C’est dans cette situation troublante que s’ouvre Énorme, le dernier film de Sophie Letourneur. Un synopsis qui prépare plus au drame qu’à la comédie, la quasi-totalité des scènes sont jouées en huis-clos, le tout encadré dans un format d’écran carré, inhabituel. C’est plus sérieux que ce à quoi préparait la bande-annonce, se dit-on.  C’est vrai, et c’est mieux : les éclats de rire provoqués par les performances de Marina Foïs et Jonathan Cohen sont plus rares, mais sonnent plus juste. Le réalisme du film marque d’autant plus que le casting compte une majorité d’actrices et d’acteurs non-professionnel.les, principalement issu.es du milieu hospitalier. Des passages entiers sont ainsi tournés à la façon d’un documentaire fiction, dont l’accouchement de Claire. De quoi, en somme, briser les codes d’un genre comique qui, habituellement, suggère plus qu’il ne montre. Énorme s’allège du poids de la bienséance, et accouche d’une question aux accents féministes : au-delà de la perpétuelle idéalisation du « miracle de la vie », quelle place subsiste-t-il pour le doute vis-à-vis de la maternité à venir, pour la peur face au corps qui se transforme ?

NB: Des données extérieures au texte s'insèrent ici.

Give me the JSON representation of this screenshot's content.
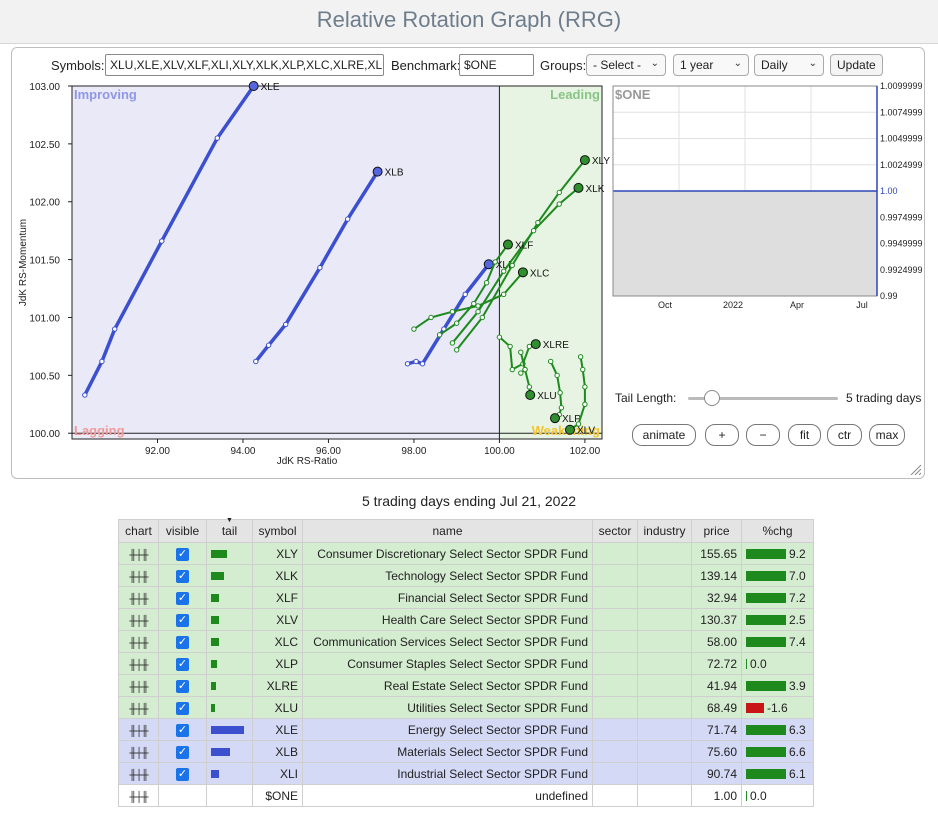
{
  "page": {
    "title": "Relative Rotation Graph (RRG)"
  },
  "controls": {
    "symbols_label": "Symbols:",
    "symbols_value": "XLU,XLE,XLV,XLF,XLI,XLY,XLK,XLP,XLC,XLRE,XLB",
    "benchmark_label": "Benchmark:",
    "benchmark_value": "$ONE",
    "groups_label": "Groups:",
    "groups_value": "- Select -",
    "period_value": "1 year",
    "frequency_value": "Daily",
    "update_label": "Update"
  },
  "chart_data": [
    {
      "type": "scatter",
      "title": "",
      "xlabel": "JdK RS-Ratio",
      "ylabel": "JdK RS-Momentum",
      "xlim": [
        90.0,
        102.4
      ],
      "ylim": [
        99.95,
        103.0
      ],
      "x_ticks": [
        "92.00",
        "94.00",
        "96.00",
        "98.00",
        "100.00",
        "102.00"
      ],
      "y_ticks": [
        "100.00",
        "100.50",
        "101.00",
        "101.50",
        "102.00",
        "102.50",
        "103.00"
      ],
      "quadrants": {
        "top_left": "Improving",
        "top_right": "Leading",
        "bottom_left": "Lagging",
        "bottom_right": "Weakening"
      },
      "colors": {
        "improving": "#e9e9f7",
        "leading": "#e8f4e3",
        "lagging": "#ececf8",
        "weakening": "#e8f4e3",
        "improving_text": "#8f97e6",
        "leading_text": "#88c585",
        "lagging_text": "#ef9a9a",
        "weakening_text": "#f4c430",
        "blue": "#3b4fcf",
        "green": "#1e8a1e"
      },
      "series": [
        {
          "name": "XLE",
          "color": "blue",
          "points": [
            [
              90.3,
              100.33
            ],
            [
              90.7,
              100.62
            ],
            [
              91.0,
              100.9
            ],
            [
              92.1,
              101.66
            ],
            [
              93.4,
              102.55
            ],
            [
              94.25,
              103.0
            ]
          ]
        },
        {
          "name": "XLB",
          "color": "blue",
          "points": [
            [
              94.3,
              100.62
            ],
            [
              94.6,
              100.76
            ],
            [
              95.0,
              100.94
            ],
            [
              95.8,
              101.43
            ],
            [
              96.45,
              101.85
            ],
            [
              97.15,
              102.26
            ]
          ]
        },
        {
          "name": "XLI",
          "color": "blue",
          "points": [
            [
              97.85,
              100.6
            ],
            [
              98.05,
              100.62
            ],
            [
              98.2,
              100.6
            ],
            [
              98.7,
              100.9
            ],
            [
              99.2,
              101.2
            ],
            [
              99.75,
              101.46
            ]
          ]
        },
        {
          "name": "XLY",
          "color": "green",
          "points": [
            [
              99.0,
              100.72
            ],
            [
              99.6,
              101.0
            ],
            [
              100.3,
              101.45
            ],
            [
              100.9,
              101.82
            ],
            [
              101.4,
              102.08
            ],
            [
              102.0,
              102.36
            ]
          ]
        },
        {
          "name": "XLK",
          "color": "green",
          "points": [
            [
              98.9,
              100.78
            ],
            [
              99.5,
              101.05
            ],
            [
              100.1,
              101.4
            ],
            [
              100.8,
              101.75
            ],
            [
              101.4,
              101.98
            ],
            [
              101.85,
              102.12
            ]
          ]
        },
        {
          "name": "XLF",
          "color": "green",
          "points": [
            [
              98.6,
              100.85
            ],
            [
              99.0,
              100.95
            ],
            [
              99.4,
              101.12
            ],
            [
              99.7,
              101.3
            ],
            [
              99.9,
              101.48
            ],
            [
              100.2,
              101.63
            ]
          ]
        },
        {
          "name": "XLC",
          "color": "green",
          "points": [
            [
              98.0,
              100.9
            ],
            [
              98.4,
              101.0
            ],
            [
              98.9,
              101.05
            ],
            [
              99.5,
              101.1
            ],
            [
              100.1,
              101.2
            ],
            [
              100.55,
              101.39
            ]
          ]
        },
        {
          "name": "XLRE",
          "color": "green",
          "points": [
            [
              100.0,
              100.83
            ],
            [
              100.25,
              100.75
            ],
            [
              100.3,
              100.55
            ],
            [
              100.55,
              100.6
            ],
            [
              100.7,
              100.75
            ],
            [
              100.85,
              100.77
            ]
          ]
        },
        {
          "name": "XLU",
          "color": "green",
          "points": [
            [
              100.5,
              100.52
            ],
            [
              100.6,
              100.55
            ],
            [
              100.5,
              100.7
            ],
            [
              100.6,
              100.55
            ],
            [
              100.7,
              100.4
            ],
            [
              100.72,
              100.33
            ]
          ]
        },
        {
          "name": "XLP",
          "color": "green",
          "points": [
            [
              101.2,
              100.62
            ],
            [
              101.35,
              100.5
            ],
            [
              101.42,
              100.35
            ],
            [
              101.45,
              100.22
            ],
            [
              101.4,
              100.16
            ],
            [
              101.3,
              100.13
            ]
          ]
        },
        {
          "name": "XLV",
          "color": "green",
          "points": [
            [
              101.9,
              100.66
            ],
            [
              101.95,
              100.55
            ],
            [
              102.0,
              100.4
            ],
            [
              102.0,
              100.25
            ],
            [
              101.85,
              100.08
            ],
            [
              101.65,
              100.03
            ]
          ]
        }
      ]
    },
    {
      "type": "line",
      "title": "",
      "legend_label": "$ONE",
      "x_ticks": [
        "Oct",
        "2022",
        "Apr",
        "Jul"
      ],
      "y_ticks": [
        "1.0099999",
        "1.0074999",
        "1.0049999",
        "1.0024999",
        "1.00",
        "0.9974999",
        "0.9949999",
        "0.9924999",
        "0.99"
      ],
      "ylim": [
        0.99,
        1.01
      ],
      "series": [
        {
          "name": "$ONE",
          "values": [
            1.0,
            1.0
          ]
        }
      ]
    }
  ],
  "tail": {
    "label": "Tail Length:",
    "value_text": "5 trading days",
    "value": 5
  },
  "buttons": {
    "animate": "animate",
    "plus": "+",
    "minus": "−",
    "fit": "fit",
    "ctr": "ctr",
    "max": "max"
  },
  "period_text": "5 trading days ending Jul 21, 2022",
  "table": {
    "headers": {
      "chart": "chart",
      "visible": "visible",
      "tail": "tail",
      "symbol": "symbol",
      "name": "name",
      "sector": "sector",
      "industry": "industry",
      "price": "price",
      "chg": "%chg"
    },
    "rows": [
      {
        "symbol": "XLY",
        "name": "Consumer Discretionary Select Sector SPDR Fund",
        "price": "155.65",
        "chg": "9.2",
        "group": "g",
        "tail": 16
      },
      {
        "symbol": "XLK",
        "name": "Technology Select Sector SPDR Fund",
        "price": "139.14",
        "chg": "7.0",
        "group": "g",
        "tail": 13
      },
      {
        "symbol": "XLF",
        "name": "Financial Select Sector SPDR Fund",
        "price": "32.94",
        "chg": "7.2",
        "group": "g",
        "tail": 8
      },
      {
        "symbol": "XLV",
        "name": "Health Care Select Sector SPDR Fund",
        "price": "130.37",
        "chg": "2.5",
        "group": "g",
        "tail": 8
      },
      {
        "symbol": "XLC",
        "name": "Communication Services Select Sector SPDR Fund",
        "price": "58.00",
        "chg": "7.4",
        "group": "g",
        "tail": 8
      },
      {
        "symbol": "XLP",
        "name": "Consumer Staples Select Sector SPDR Fund",
        "price": "72.72",
        "chg": "0.0",
        "group": "g",
        "tail": 6
      },
      {
        "symbol": "XLRE",
        "name": "Real Estate Select Sector SPDR Fund",
        "price": "41.94",
        "chg": "3.9",
        "group": "g",
        "tail": 5
      },
      {
        "symbol": "XLU",
        "name": "Utilities Select Sector SPDR Fund",
        "price": "68.49",
        "chg": "-1.6",
        "group": "g",
        "tail": 4
      },
      {
        "symbol": "XLE",
        "name": "Energy Select Sector SPDR Fund",
        "price": "71.74",
        "chg": "6.3",
        "group": "b",
        "tail": 33
      },
      {
        "symbol": "XLB",
        "name": "Materials Select Sector SPDR Fund",
        "price": "75.60",
        "chg": "6.6",
        "group": "b",
        "tail": 19
      },
      {
        "symbol": "XLI",
        "name": "Industrial Select Sector SPDR Fund",
        "price": "90.74",
        "chg": "6.1",
        "group": "b",
        "tail": 8
      },
      {
        "symbol": "$ONE",
        "name": "undefined",
        "price": "1.00",
        "chg": "0.0",
        "group": "w",
        "tail": 0
      }
    ]
  }
}
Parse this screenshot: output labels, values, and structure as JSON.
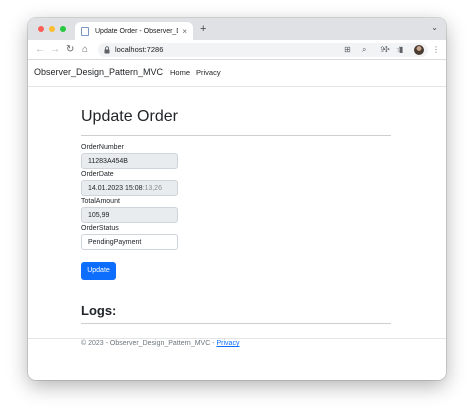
{
  "browser": {
    "tab_title": "Update Order - Observer_Desi",
    "tab_close": "×",
    "new_tab": "+",
    "tab_menu": "⌄",
    "url": "localhost:7286",
    "back": "←",
    "forward": "→",
    "reload": "↻",
    "home": "⌂"
  },
  "navbar": {
    "brand": "Observer_Design_Pattern_MVC",
    "links": [
      "Home",
      "Privacy"
    ]
  },
  "form": {
    "title": "Update Order",
    "fields": [
      {
        "label": "OrderNumber",
        "value": "11283A454B"
      },
      {
        "label": "OrderDate",
        "value": "14.01.2023 15:08",
        "value_rest": ":13,26"
      },
      {
        "label": "TotalAmount",
        "value": "105,99"
      },
      {
        "label": "OrderStatus",
        "value": "PendingPayment"
      }
    ],
    "submit_label": "Update"
  },
  "logs": {
    "title": "Logs:"
  },
  "footer": {
    "text": "© 2023 - Observer_Design_Pattern_MVC - ",
    "link": "Privacy"
  }
}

Tu enfanteras dans la douleur

Celui qui est énorme, dans ce film, c’est le ventre de Claire. Arrivée au neuvième mois de grossesse, il l’encombre, l’entrave dans ses mouvements, l’empêchant même de s’asseoir à son piano. À travers la représentation grotesque (et voulue) d’un abdomen pulvérisant tous les records de circonférence, l’apparence improbable de Marina Foïs donne à voir une réalité de la grossesse. Non, attendre un enfant n’est pas synonyme d’un état de plénitude permanent. Claire Girard subit littéralement l’épreuve que lui impose Fred, contrainte d’abandonner la complète maîtrise de son corps, pourtant élément-clé de sa profession de pianiste. Sur la table d’échographie, elle refuse la fusion de son ventre proéminent avec sa véritable physionomie, et ne détache pas son regard du plafond. Plus qu’un déni, Sophie Letourneur met en scène un refus : celui de voir sa personnalité, son talent et son identité de femme se fondre dans un unique statut de mère-en-devenir. Au fur et à mesure de la projection, le trouble ressenti par la spectatrice/le spectateur se métamorphose en certitude : concevoir, attendre et avoir un enfant n’est pas un acte si banal, si normal pour un corps de femme.

De la charge pondérale à la charge mentale

Si, dans cette fiction, Fred incarne à la perfection le papa poule, l’homme de ménage et l’assistant zélé, rappelons qu’aujourd’hui, en France, le congé paternité se heurte à une durée maximale de 11 jours… De la même manière que dans les débats liés à l’IVG, la rhétorique autour de l’allongement de ce congé confond deux choses bien distinctes. La capacité biologique de la majorité des femmes à porter le fœtus et le mettre au monde, d’une part, et l’idéal-type de la mère nourricière, d’autre part, ne sont pas assimilables. La première est une réalité scientifique, le second un cliché tenace dans le schéma occidental de la famille hétérosexuelle, permettant de justifier un grand nombre d’inégalités de genre (1).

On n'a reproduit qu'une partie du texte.